I’m fine with paying paying for a first date, and subsequent dates as I’ve typically out-earned the people I was dating. If, during early dates, they’d offer to pay I’d suggest half and accept. If they insisted, then they could pay. No problem.

When it becomes, repeatedly, a “Let’s go here, it’s my favourite!” sort of dynamic, when the date is significant outside of their spending range, and they just want me to buy them experiences outside of their means... then I’m less enthused.

I’m also not keen on, although I’ve only seen this in this thread and not experienced it in person, the notion of “gender pay gap so he should pay”. You would take a widely misunderstood and misapplied economic average and use it to inflict a penalty on an individual you’re dating? That sort of mentality is a red flag that anybody would be grateful to see early on before they get too invested in a relationship.

Moomin8 · 13/11/2019 17:05

Face facts, there's no justification for expecting men to pay other than you like it.

I don't agree. I have extensive dating experience and in my experience a man who didn't insist on paying for the first one always ended up in the future somehow wrangling it so that I paid more than he did or he was selfish in bed, or he was selfish generally. Or he was so tight he didn't want to spend money on anything except computer games.

It may not be technically appear to equal. But I think it speaks major volumes about who a man is and how he will be towards me later on.

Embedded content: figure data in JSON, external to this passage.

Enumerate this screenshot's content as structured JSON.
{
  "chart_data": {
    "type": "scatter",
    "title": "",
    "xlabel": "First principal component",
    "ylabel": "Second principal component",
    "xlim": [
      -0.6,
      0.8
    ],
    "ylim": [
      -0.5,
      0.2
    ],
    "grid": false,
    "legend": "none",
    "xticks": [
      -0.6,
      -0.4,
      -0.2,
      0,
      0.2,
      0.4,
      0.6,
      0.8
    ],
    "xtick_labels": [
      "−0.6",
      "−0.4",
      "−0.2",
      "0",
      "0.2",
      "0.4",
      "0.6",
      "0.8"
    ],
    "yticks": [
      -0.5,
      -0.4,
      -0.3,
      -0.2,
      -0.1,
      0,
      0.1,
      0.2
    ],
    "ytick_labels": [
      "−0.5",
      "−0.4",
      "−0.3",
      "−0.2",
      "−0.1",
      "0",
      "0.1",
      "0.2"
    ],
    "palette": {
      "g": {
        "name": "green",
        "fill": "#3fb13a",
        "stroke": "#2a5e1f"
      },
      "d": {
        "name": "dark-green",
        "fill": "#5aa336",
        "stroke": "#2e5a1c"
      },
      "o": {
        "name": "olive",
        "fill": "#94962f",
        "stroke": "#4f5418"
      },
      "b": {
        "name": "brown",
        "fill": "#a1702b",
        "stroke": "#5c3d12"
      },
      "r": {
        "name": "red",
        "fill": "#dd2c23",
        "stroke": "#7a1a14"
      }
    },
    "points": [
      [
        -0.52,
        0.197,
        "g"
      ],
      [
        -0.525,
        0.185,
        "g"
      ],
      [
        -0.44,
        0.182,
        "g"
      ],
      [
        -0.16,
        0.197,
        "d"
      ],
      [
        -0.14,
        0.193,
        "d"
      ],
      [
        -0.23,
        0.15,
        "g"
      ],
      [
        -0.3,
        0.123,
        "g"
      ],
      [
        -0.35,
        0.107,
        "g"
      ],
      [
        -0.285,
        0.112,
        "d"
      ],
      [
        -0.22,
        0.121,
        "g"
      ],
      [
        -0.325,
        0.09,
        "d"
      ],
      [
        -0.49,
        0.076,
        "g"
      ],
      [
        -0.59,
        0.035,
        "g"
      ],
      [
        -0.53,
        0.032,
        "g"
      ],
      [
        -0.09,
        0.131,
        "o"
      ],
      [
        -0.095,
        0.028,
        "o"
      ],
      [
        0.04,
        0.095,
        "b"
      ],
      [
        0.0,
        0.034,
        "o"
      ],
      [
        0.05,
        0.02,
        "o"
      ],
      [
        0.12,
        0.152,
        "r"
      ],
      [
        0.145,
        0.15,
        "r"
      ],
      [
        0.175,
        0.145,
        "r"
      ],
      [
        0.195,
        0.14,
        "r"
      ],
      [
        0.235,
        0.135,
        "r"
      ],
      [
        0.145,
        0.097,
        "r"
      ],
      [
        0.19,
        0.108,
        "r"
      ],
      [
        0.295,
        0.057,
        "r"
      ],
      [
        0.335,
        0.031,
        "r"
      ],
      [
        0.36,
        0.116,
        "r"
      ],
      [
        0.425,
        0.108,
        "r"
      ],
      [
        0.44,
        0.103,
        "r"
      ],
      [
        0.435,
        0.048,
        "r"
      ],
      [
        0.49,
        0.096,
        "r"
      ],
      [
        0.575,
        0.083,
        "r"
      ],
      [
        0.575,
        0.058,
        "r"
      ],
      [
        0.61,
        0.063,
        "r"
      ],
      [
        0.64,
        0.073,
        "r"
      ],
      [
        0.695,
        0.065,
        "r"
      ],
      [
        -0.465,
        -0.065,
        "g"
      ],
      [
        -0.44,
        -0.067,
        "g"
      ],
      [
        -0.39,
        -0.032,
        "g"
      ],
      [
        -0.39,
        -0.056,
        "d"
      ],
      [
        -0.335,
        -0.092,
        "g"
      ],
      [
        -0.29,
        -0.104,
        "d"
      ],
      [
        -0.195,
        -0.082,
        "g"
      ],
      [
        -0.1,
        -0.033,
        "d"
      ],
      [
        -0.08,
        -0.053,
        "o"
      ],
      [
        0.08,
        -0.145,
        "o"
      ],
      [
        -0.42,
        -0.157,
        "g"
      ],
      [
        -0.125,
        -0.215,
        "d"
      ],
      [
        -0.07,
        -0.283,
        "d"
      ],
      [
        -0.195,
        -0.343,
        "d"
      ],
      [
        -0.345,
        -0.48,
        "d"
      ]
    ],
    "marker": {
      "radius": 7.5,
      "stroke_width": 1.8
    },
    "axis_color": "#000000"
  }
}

Moomin8 · 13/11/2019 17:09

individual circumstances not enter the equation and men have a collective responsibility to pay up?

Individual circumstances certainly make a difference, yes. But all the men I've dated earned well apart from when I was in my teens.

That does not mean that I would expect them to keep on paying for me (my partner still does that now and I tell him no). It's an initial indicator of what kind of man this is. It's not the only one of course.

Hearhoovesthinkzebras · 13/11/2019 17:16

It may not be technically appear to equal. But I think it speaks major volumes about who a man is and how he will be towards me later on

So how does it say volumes about men but not women? This is what I'm not getting. Men who don't want to pay for everything are being judged negatively by women who are doing the same. I can't see the difference. Short arms, long pockets isn't an attractive trait in either sex.

PurpleDaisies · 13/11/2019 17:18

Men who don't want to pay for everything are being judged negatively by women who are doing the same.

This is the fundamental problem with expecting men to pay simply because they’re men.

AllStarBySmashMouth · 13/11/2019 17:23

It is outdated. And shitty. And yeah there is a gender pay gap but I earn more than my DP so 🤷🏻‍♀️ just pay for what you buy.